By Nancy Lapid
(Reuters) – The following is a summary of recent research on COVID-19 and cancer presented at the annual meeting of the American Society of Clinical Oncology (ASCO) in Chicago.
Patients with leukemia show strong T-cell response to COVID vaccine
Antibodies to COVID-19 vaccines are significantly worse in patients with leukemia than in patients with severe tumors, but new data suggest that they may still be better protected against severe viral infections.
Researchers at Monash University in Australia studied the immune responses of about 400 adults with active or recently treated cancer after three doses of COVID vaccines from Moderna, Pfizer / BioNTech or AstraZeneca. Only 3.2% of the 256 patients with solid tumors did not have antibodies capable of neutralizing SARS-CoV-2 and preventing infection, and 30% of the 137 patients with hematologic malignancies, the researchers said on Saturday in ASCO 2022. However, the responses of the immune cells were called T. Some of the cells that were able to kill infected cells were similar regardless of the type of cancer. Thus, the T-cell responses indicate an immune defense “for those who do not have an antibody reaction,” the researchers said.
The same team said in a separate presentation on Saturday that data on the safety of COVID-19 vaccines for cancer patients were “reassuring.” Responses from a survey of nearly 500 adults and children showed some of the following side effects, which were accompanied by pain and often fatigue at the injection site. However, the rate of severe reactions was low (0% -10%) and interruptions in cancer treatment were rare (0% -11%). “No significant change in quality of life was reported for 1 or 2 doses in children or adults,” the researchers said.
The discovery of COVID-19 is often significant among cancer patients
According to data collected by the American Society of Clinical Oncology and reported in ASCO 2022, the vast majority of vaccinated cancer patients develop COVID-19 and require hospitalization.
Researchers studied 231 patients who were diagnosed with an infectious disease during or within a year of treatment. Patients received at least one dose of the vaccine from Pfizer / BioNTech, Moderna or Johnson & Johnson. Most of the explosions occurred more than six months later. About 20% of patients with metastatic non-metastatic tumors and infectious diseases were hospitalized. The rate of hospitalization of patients with leukemia with COVID-19 ranged from 32% to 56%.
“Although the proportion of repressed cases with hospitalized patients in the ASCO register in 2021 remained relatively stable (approximately 40%), the hospitalization rate for recurrent cases in the last month of 2021 and early 2022 was low (approximately). Approximately 20%, this corresponds to less severe cases of COVID-19 in patients infected with the Omicron variant, ”the researchers said in a brief presentation. “The majority of SARS-CoV-2 infections occur after six months or more, which over time can reduce the effectiveness of the vaccine and affect additional doses,” they said.

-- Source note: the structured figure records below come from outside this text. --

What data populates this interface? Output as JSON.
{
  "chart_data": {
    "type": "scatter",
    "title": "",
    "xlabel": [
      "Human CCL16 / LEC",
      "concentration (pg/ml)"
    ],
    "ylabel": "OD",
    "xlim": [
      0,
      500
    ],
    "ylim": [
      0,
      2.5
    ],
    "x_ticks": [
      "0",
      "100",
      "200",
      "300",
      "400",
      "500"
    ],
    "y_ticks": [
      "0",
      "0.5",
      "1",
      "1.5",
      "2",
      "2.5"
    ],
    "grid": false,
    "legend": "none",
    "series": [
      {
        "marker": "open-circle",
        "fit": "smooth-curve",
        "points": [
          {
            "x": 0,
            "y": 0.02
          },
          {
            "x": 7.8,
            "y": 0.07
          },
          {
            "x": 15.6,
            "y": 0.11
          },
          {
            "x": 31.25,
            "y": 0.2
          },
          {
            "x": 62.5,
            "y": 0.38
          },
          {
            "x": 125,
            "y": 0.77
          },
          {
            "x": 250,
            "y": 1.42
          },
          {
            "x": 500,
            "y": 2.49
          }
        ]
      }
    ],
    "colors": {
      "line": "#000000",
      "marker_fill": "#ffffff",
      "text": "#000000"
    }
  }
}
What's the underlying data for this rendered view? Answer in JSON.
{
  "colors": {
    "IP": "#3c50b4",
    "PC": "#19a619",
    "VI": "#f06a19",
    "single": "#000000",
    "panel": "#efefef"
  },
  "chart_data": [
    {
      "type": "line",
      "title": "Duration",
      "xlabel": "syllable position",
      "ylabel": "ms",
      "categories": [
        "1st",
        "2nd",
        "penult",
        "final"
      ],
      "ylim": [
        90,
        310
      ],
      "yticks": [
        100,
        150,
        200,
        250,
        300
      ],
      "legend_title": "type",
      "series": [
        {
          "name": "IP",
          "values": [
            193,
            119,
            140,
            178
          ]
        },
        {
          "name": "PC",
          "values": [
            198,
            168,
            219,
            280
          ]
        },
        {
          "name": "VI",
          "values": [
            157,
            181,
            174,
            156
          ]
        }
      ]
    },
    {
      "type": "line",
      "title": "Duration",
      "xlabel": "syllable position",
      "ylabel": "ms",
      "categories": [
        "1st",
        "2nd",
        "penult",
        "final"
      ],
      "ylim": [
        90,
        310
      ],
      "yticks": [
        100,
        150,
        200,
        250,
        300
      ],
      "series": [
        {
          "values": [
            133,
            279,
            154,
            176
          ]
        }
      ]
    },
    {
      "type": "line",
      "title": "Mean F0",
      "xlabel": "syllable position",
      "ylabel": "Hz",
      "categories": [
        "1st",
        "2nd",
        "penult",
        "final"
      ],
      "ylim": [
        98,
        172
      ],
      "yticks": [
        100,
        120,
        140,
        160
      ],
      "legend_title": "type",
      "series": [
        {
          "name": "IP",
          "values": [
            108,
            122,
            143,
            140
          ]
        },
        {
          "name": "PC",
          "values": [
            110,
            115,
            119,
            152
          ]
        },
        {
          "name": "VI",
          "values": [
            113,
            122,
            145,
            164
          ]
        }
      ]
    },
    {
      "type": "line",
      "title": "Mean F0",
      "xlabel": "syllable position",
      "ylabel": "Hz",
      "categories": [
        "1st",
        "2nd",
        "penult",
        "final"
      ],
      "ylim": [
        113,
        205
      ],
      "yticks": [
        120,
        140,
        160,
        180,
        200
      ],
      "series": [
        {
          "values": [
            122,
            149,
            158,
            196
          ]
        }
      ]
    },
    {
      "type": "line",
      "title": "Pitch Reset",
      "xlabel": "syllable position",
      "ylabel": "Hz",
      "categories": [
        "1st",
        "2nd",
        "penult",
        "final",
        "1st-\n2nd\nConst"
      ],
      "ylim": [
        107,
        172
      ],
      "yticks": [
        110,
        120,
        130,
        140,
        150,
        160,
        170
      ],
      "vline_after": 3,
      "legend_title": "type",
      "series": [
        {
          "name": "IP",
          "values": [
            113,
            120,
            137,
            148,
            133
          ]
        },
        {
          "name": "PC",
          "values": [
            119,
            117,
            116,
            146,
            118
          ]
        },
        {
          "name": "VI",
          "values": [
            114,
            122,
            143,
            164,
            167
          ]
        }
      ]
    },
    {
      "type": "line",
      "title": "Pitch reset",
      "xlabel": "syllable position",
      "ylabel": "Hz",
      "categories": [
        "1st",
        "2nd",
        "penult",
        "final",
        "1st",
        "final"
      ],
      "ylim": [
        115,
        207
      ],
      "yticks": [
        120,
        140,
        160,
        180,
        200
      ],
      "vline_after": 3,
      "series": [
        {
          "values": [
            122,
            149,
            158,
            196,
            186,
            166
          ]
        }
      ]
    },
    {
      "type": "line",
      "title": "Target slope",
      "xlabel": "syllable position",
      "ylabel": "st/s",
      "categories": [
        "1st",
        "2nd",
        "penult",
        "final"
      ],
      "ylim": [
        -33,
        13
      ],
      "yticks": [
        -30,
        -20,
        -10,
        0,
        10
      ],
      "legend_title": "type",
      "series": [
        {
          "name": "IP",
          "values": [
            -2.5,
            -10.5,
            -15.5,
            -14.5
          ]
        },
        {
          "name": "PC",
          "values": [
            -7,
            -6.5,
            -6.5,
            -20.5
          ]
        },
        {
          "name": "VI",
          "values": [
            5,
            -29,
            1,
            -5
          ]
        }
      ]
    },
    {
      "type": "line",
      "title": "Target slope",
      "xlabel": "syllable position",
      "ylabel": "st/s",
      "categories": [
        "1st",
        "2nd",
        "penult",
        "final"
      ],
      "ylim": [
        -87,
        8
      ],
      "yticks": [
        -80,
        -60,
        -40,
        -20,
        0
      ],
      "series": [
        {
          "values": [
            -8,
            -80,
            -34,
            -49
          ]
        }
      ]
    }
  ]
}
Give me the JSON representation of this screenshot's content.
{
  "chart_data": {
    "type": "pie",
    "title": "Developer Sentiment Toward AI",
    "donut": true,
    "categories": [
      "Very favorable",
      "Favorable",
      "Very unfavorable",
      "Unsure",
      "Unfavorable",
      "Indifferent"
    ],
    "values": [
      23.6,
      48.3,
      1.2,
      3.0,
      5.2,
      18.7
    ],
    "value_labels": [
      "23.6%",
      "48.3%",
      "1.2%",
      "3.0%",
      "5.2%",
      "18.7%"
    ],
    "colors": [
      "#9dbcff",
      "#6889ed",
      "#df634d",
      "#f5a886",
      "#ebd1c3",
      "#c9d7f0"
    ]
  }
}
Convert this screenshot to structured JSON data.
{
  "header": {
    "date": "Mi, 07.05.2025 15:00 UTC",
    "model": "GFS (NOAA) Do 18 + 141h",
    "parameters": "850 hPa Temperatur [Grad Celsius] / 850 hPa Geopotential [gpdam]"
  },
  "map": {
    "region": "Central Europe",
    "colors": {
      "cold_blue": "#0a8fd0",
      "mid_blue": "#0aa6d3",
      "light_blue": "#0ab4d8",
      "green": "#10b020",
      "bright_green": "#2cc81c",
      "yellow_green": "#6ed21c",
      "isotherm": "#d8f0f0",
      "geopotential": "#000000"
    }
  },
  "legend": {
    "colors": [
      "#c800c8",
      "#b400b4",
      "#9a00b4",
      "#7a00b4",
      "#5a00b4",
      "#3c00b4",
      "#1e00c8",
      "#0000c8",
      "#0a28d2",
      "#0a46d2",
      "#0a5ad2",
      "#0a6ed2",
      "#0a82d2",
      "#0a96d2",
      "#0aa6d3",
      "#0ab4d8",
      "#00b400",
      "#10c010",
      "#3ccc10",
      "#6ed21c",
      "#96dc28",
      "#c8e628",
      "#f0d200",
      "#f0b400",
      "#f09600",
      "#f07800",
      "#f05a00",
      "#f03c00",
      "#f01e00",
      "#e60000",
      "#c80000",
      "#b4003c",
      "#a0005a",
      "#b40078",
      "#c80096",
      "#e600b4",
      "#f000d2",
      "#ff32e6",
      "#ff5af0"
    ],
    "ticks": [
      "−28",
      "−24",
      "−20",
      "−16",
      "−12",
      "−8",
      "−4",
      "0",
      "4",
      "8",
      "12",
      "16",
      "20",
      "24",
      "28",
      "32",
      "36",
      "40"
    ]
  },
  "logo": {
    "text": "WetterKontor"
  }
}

Patients with cancer are more likely to be in the long-term COVID group
U.S. researchers said on Saturday that ASCO 2022 cancer patients make up the majority of people who end up with persistent, problematic symptoms after recovering from COVID-19, U.S. researchers said.
Of the more than 4.3 million people diagnosed with COVID-19 between January 2020 and February 2022, they identified 1,700 adults with long-term COVID-19 and 37.3% with cancer. The most common cancers were skin (21.9% of cancer patients), breast (17.7%), prostate (8.3%), lymphoma (8%) and leukemia (5.7%).
Among patients with chronic COVID, cancer patients are older than non-cancer patients, may have other medical conditions, and may be hospitalized for COVID-19. The researchers called for “additional research to identify risk factors for long-term COVID in cancer patients.”